How would I prove the following containment relation about the interior of a union:
(A $\displaystyle \cup$ B)º $\displaystyle \supseteq$ Aº $\displaystyle \cup$ Bº
Here's one way to go about it. Pick an arbitrary $\displaystyle x\in\text{int}(A)\cup\text{int}(B).$ Then, WLOG, $\displaystyle x\in\text{int}(A).$ This implies that there is an $\displaystyle \varepsilon>0$ such that an open ball centered at $\displaystyle x$ of radius $\displaystyle \varepsilon$ is contained in $\displaystyle \text{int}(A).$ Now show that both $\displaystyle x\in A\cup B,$ and the ball is also contained in $\displaystyle A\cup B.$ That should do it, right?
You can call it a neighborhood, or a sphere, or whatever you want.

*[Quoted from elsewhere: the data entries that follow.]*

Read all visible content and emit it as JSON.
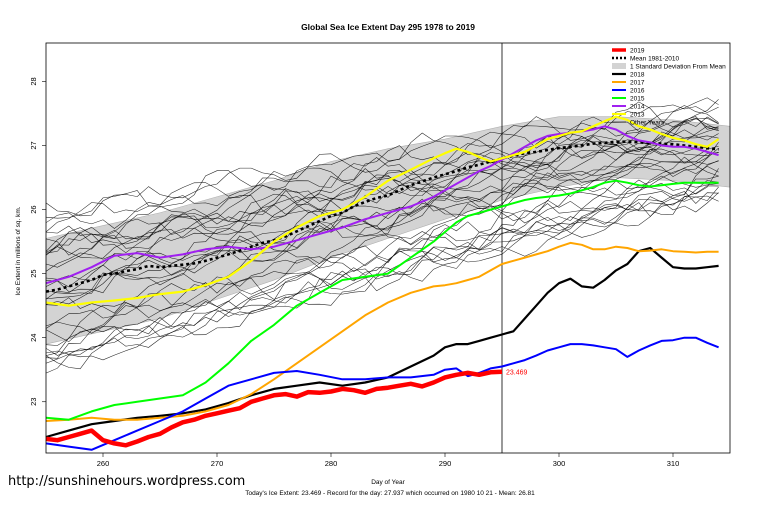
{
  "chart_data": {
    "type": "line",
    "title": "Global Sea Ice Extent Day 295 1978 to 2019",
    "xlabel": "Day of Year",
    "ylabel": "Ice Extent in millions of sq. km.",
    "xlim": [
      255,
      315
    ],
    "ylim": [
      22.2,
      28.6
    ],
    "x_ticks": [
      260,
      270,
      280,
      290,
      300,
      310
    ],
    "y_ticks": [
      23,
      24,
      25,
      26,
      27,
      28
    ],
    "marker_day": 295,
    "end_label": "23.469",
    "std_band": {
      "x": [
        255,
        260,
        265,
        270,
        275,
        280,
        285,
        290,
        295,
        300,
        305,
        310,
        315
      ],
      "upper": [
        25.55,
        25.75,
        25.95,
        26.2,
        26.45,
        26.75,
        26.95,
        27.1,
        27.3,
        27.45,
        27.45,
        27.4,
        27.3
      ],
      "lower": [
        23.9,
        24.1,
        24.3,
        24.6,
        24.9,
        25.25,
        25.55,
        25.85,
        26.15,
        26.35,
        26.5,
        26.45,
        26.35
      ]
    },
    "series": [
      {
        "name": "2019",
        "color": "#ff0000",
        "width": 4.5,
        "x": [
          255,
          256,
          257,
          258,
          259,
          260,
          261,
          262,
          263,
          264,
          265,
          266,
          267,
          268,
          269,
          270,
          271,
          272,
          273,
          274,
          275,
          276,
          277,
          278,
          279,
          280,
          281,
          282,
          283,
          284,
          285,
          286,
          287,
          288,
          289,
          290,
          291,
          292,
          293,
          294,
          295
        ],
        "y": [
          22.42,
          22.4,
          22.45,
          22.5,
          22.55,
          22.4,
          22.35,
          22.32,
          22.38,
          22.45,
          22.5,
          22.6,
          22.68,
          22.72,
          22.78,
          22.82,
          22.86,
          22.9,
          23.0,
          23.05,
          23.1,
          23.12,
          23.08,
          23.15,
          23.14,
          23.16,
          23.2,
          23.18,
          23.14,
          23.2,
          23.22,
          23.25,
          23.28,
          23.24,
          23.3,
          23.38,
          23.42,
          23.45,
          23.42,
          23.46,
          23.469
        ]
      },
      {
        "name": "Mean 1981-2010",
        "color": "#000000",
        "width": 2.6,
        "dash": "3,3",
        "x": [
          255,
          256,
          257,
          258,
          259,
          260,
          261,
          262,
          263,
          264,
          265,
          266,
          267,
          268,
          269,
          270,
          271,
          272,
          273,
          274,
          275,
          276,
          277,
          278,
          279,
          280,
          281,
          282,
          283,
          284,
          285,
          286,
          287,
          288,
          289,
          290,
          291,
          292,
          293,
          294,
          295,
          296,
          297,
          298,
          299,
          300,
          301,
          302,
          303,
          304,
          305,
          306,
          307,
          308,
          309,
          310,
          311,
          312,
          313,
          314
        ],
        "y": [
          24.72,
          24.75,
          24.8,
          24.85,
          24.9,
          24.98,
          25.0,
          25.04,
          25.07,
          25.12,
          25.1,
          25.12,
          25.14,
          25.16,
          25.2,
          25.25,
          25.3,
          25.36,
          25.42,
          25.48,
          25.52,
          25.58,
          25.66,
          25.74,
          25.82,
          25.9,
          25.95,
          26.05,
          26.12,
          26.18,
          26.22,
          26.3,
          26.38,
          26.44,
          26.5,
          26.55,
          26.6,
          26.66,
          26.7,
          26.75,
          26.8,
          26.84,
          26.88,
          26.9,
          26.93,
          26.96,
          26.98,
          27.0,
          27.03,
          27.04,
          27.06,
          27.06,
          27.05,
          27.04,
          27.03,
          27.02,
          27.0,
          26.98,
          26.96,
          26.94
        ]
      },
      {
        "name": "1 Standard Deviation From Mean",
        "color": "#d3d3d3",
        "band": true
      },
      {
        "name": "2018",
        "color": "#000000",
        "width": 2.2,
        "x": [
          255,
          257,
          259,
          261,
          263,
          265,
          267,
          269,
          271,
          273,
          275,
          277,
          279,
          281,
          283,
          285,
          287,
          289,
          290,
          291,
          292,
          293,
          294,
          295,
          296,
          297,
          298,
          299,
          300,
          301,
          302,
          303,
          304,
          305,
          306,
          307,
          308,
          309,
          310,
          311,
          312,
          313,
          314
        ],
        "y": [
          22.45,
          22.55,
          22.65,
          22.7,
          22.75,
          22.78,
          22.82,
          22.88,
          22.98,
          23.1,
          23.2,
          23.25,
          23.3,
          23.25,
          23.3,
          23.38,
          23.55,
          23.72,
          23.85,
          23.9,
          23.9,
          23.95,
          24.0,
          24.05,
          24.1,
          24.3,
          24.5,
          24.7,
          24.85,
          24.92,
          24.8,
          24.78,
          24.9,
          25.05,
          25.15,
          25.35,
          25.4,
          25.25,
          25.1,
          25.08,
          25.08,
          25.1,
          25.12
        ]
      },
      {
        "name": "2017",
        "color": "#ffa500",
        "width": 2.0,
        "x": [
          255,
          257,
          259,
          261,
          263,
          265,
          267,
          269,
          271,
          273,
          275,
          277,
          279,
          281,
          283,
          285,
          287,
          289,
          290,
          291,
          292,
          293,
          294,
          295,
          296,
          297,
          298,
          299,
          300,
          301,
          302,
          303,
          304,
          305,
          306,
          307,
          308,
          309,
          310,
          311,
          312,
          313,
          314
        ],
        "y": [
          22.7,
          22.72,
          22.75,
          22.72,
          22.72,
          22.75,
          22.78,
          22.85,
          22.95,
          23.12,
          23.35,
          23.6,
          23.85,
          24.1,
          24.35,
          24.55,
          24.7,
          24.8,
          24.82,
          24.85,
          24.9,
          24.95,
          25.05,
          25.15,
          25.2,
          25.25,
          25.3,
          25.35,
          25.42,
          25.48,
          25.45,
          25.38,
          25.38,
          25.42,
          25.4,
          25.35,
          25.36,
          25.38,
          25.35,
          25.34,
          25.33,
          25.34,
          25.34
        ]
      },
      {
        "name": "2016",
        "color": "#0000ff",
        "width": 2.0,
        "x": [
          255,
          257,
          259,
          261,
          263,
          265,
          267,
          269,
          271,
          273,
          275,
          277,
          279,
          281,
          283,
          285,
          287,
          289,
          290,
          291,
          292,
          293,
          294,
          295,
          296,
          297,
          298,
          299,
          300,
          301,
          302,
          303,
          304,
          305,
          306,
          307,
          308,
          309,
          310,
          311,
          312,
          313,
          314
        ],
        "y": [
          22.35,
          22.3,
          22.25,
          22.4,
          22.55,
          22.7,
          22.85,
          23.05,
          23.25,
          23.35,
          23.45,
          23.48,
          23.42,
          23.35,
          23.35,
          23.38,
          23.38,
          23.42,
          23.5,
          23.52,
          23.4,
          23.45,
          23.52,
          23.55,
          23.6,
          23.65,
          23.72,
          23.8,
          23.85,
          23.9,
          23.9,
          23.88,
          23.85,
          23.82,
          23.7,
          23.8,
          23.88,
          23.95,
          23.96,
          24.0,
          24.0,
          23.92,
          23.85
        ]
      },
      {
        "name": "2015",
        "color": "#00ff00",
        "width": 2.0,
        "x": [
          255,
          257,
          259,
          261,
          263,
          265,
          267,
          269,
          271,
          273,
          275,
          277,
          279,
          281,
          283,
          285,
          287,
          289,
          290,
          291,
          292,
          293,
          294,
          295,
          296,
          297,
          298,
          299,
          300,
          301,
          302,
          303,
          304,
          305,
          306,
          307,
          308,
          309,
          310,
          311,
          312,
          313,
          314
        ],
        "y": [
          22.75,
          22.72,
          22.85,
          22.95,
          23.0,
          23.05,
          23.1,
          23.3,
          23.6,
          23.95,
          24.2,
          24.5,
          24.7,
          24.9,
          24.95,
          25.0,
          25.25,
          25.5,
          25.65,
          25.8,
          25.9,
          25.95,
          26.0,
          26.05,
          26.1,
          26.15,
          26.18,
          26.2,
          26.22,
          26.25,
          26.3,
          26.35,
          26.42,
          26.45,
          26.42,
          26.38,
          26.36,
          26.38,
          26.4,
          26.42,
          26.42,
          26.42,
          26.42
        ]
      },
      {
        "name": "2014",
        "color": "#a020f0",
        "width": 2.0,
        "x": [
          255,
          257,
          259,
          261,
          263,
          265,
          267,
          269,
          271,
          273,
          275,
          277,
          279,
          281,
          283,
          285,
          287,
          289,
          290,
          291,
          292,
          293,
          294,
          295,
          296,
          297,
          298,
          299,
          300,
          301,
          302,
          303,
          304,
          305,
          306,
          307,
          308,
          309,
          310,
          311,
          312,
          313,
          314
        ],
        "y": [
          24.85,
          24.95,
          25.1,
          25.28,
          25.32,
          25.25,
          25.3,
          25.38,
          25.42,
          25.38,
          25.42,
          25.52,
          25.62,
          25.72,
          25.85,
          25.95,
          26.05,
          26.2,
          26.3,
          26.4,
          26.5,
          26.6,
          26.68,
          26.78,
          26.88,
          26.98,
          27.08,
          27.15,
          27.18,
          27.2,
          27.22,
          27.25,
          27.3,
          27.25,
          27.15,
          27.08,
          27.05,
          27.0,
          26.98,
          26.98,
          26.95,
          26.9,
          26.85
        ]
      },
      {
        "name": "2013",
        "color": "#ffff00",
        "width": 2.2,
        "x": [
          255,
          257,
          259,
          261,
          263,
          265,
          267,
          269,
          271,
          273,
          275,
          277,
          279,
          281,
          283,
          285,
          287,
          289,
          290,
          291,
          292,
          293,
          294,
          295,
          296,
          297,
          298,
          299,
          300,
          301,
          302,
          303,
          304,
          305,
          306,
          307,
          308,
          309,
          310,
          311,
          312,
          313,
          314
        ],
        "y": [
          24.55,
          24.5,
          24.55,
          24.58,
          24.62,
          24.68,
          24.72,
          24.82,
          24.95,
          25.2,
          25.5,
          25.72,
          25.9,
          26.0,
          26.2,
          26.45,
          26.62,
          26.8,
          26.88,
          26.95,
          26.9,
          26.82,
          26.75,
          26.8,
          26.85,
          26.9,
          27.0,
          27.1,
          27.15,
          27.2,
          27.22,
          27.3,
          27.38,
          27.45,
          27.4,
          27.3,
          27.25,
          27.18,
          27.12,
          27.08,
          27.02,
          26.98,
          27.1
        ]
      },
      {
        "name": "Other Years",
        "color": "#000000",
        "width": 0.6
      }
    ]
  }
}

On the real line, it'd be an open interval of length $\displaystyle 2\varepsilon$ centered at $\displaystyle x.$ In 2 dimensions, it'd be a circle of radius $\displaystyle \varepsilon$ centered at $\displaystyle x$ (using the usual Euclidean length). In 3D, it'd be a sphere of radius $\displaystyle \varepsilon$ centered at the vector $\displaystyle x.$ And so on. Does that make sense? It's a small open set containing $\displaystyle x.$ That's the critical part.
If you're doing real analysis on the real line, you could write your neighborhood like this: $\displaystyle (x-\varepsilon,x+\varepsilon).$ You want to show that
$\displaystyle x\in A\cup B,$ and that
$\displaystyle (x-\varepsilon,x+\varepsilon)\subseteq A\cup B.$
Right?